Spero T Lappas's HACC World Geography Blog

"Everywhere's been where it is ever since it was first put there. It's called geography." Terry Pratchett

Thursday, September 2, 2010

Playing for Change:World Geography and the Information Revolution

In our second session the class discussed the Information Revolution, a term that usually refers to the effects of dramatic technological improvements in communications, data storage, and computing. The relation to world geography is obvious -- just as the Industrial Revolution effectively shrunk the globe by reducing the time for travel to distant points, the Information Revolution has shrunk it further reducing the time for communicating with distant points -- often allowing for an effective time delay of zero (a phenomenon which has given rise to the curiously appropriate phrase "real time," as if previous delays made the passage of time more artificial).

But as the study of Geography is at least partially the study of locations, instantaneous communications can be considered to make the entire world one super-location. If it takes zero time to get to another place (even though virtually), then is it really another place at all?

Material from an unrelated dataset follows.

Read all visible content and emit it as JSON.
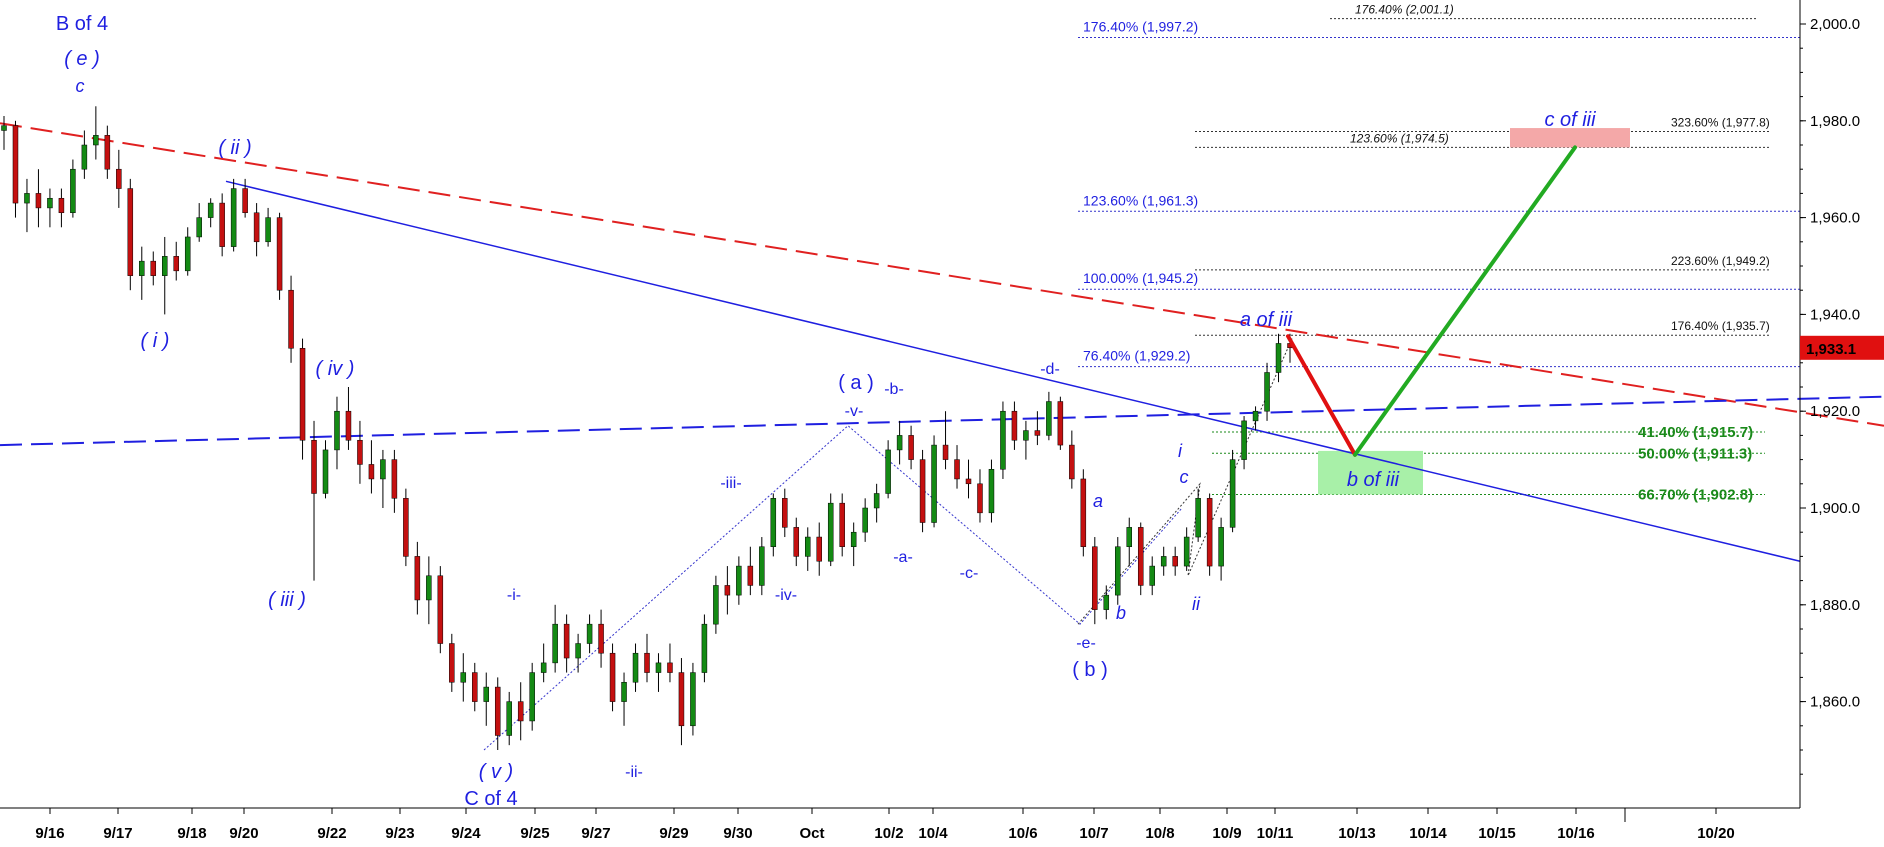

Which brings me (finally) to Playing for Change. According to Wikipedia, Playing for Change is "a multimedia music project created by the American producer and sound engineer Mark Johnson with his Timeless Media Group, that seeks to bring together musicians from around the world." But just watch this video a few times. PFC is really a way, impossible before the Information Revolution, for musicians from around the world to collaborate on the same performance, while they are miles -- and often thousands of miles -- apart from one another. They bring the culture of their actual location into a concert which takes place -- where? The PFC website says that they are "connecting the world through music." Maybe they are. But it seems to me that Shakespeare's old maxim that "all the world's a stage" has now become literally (and virtually) true.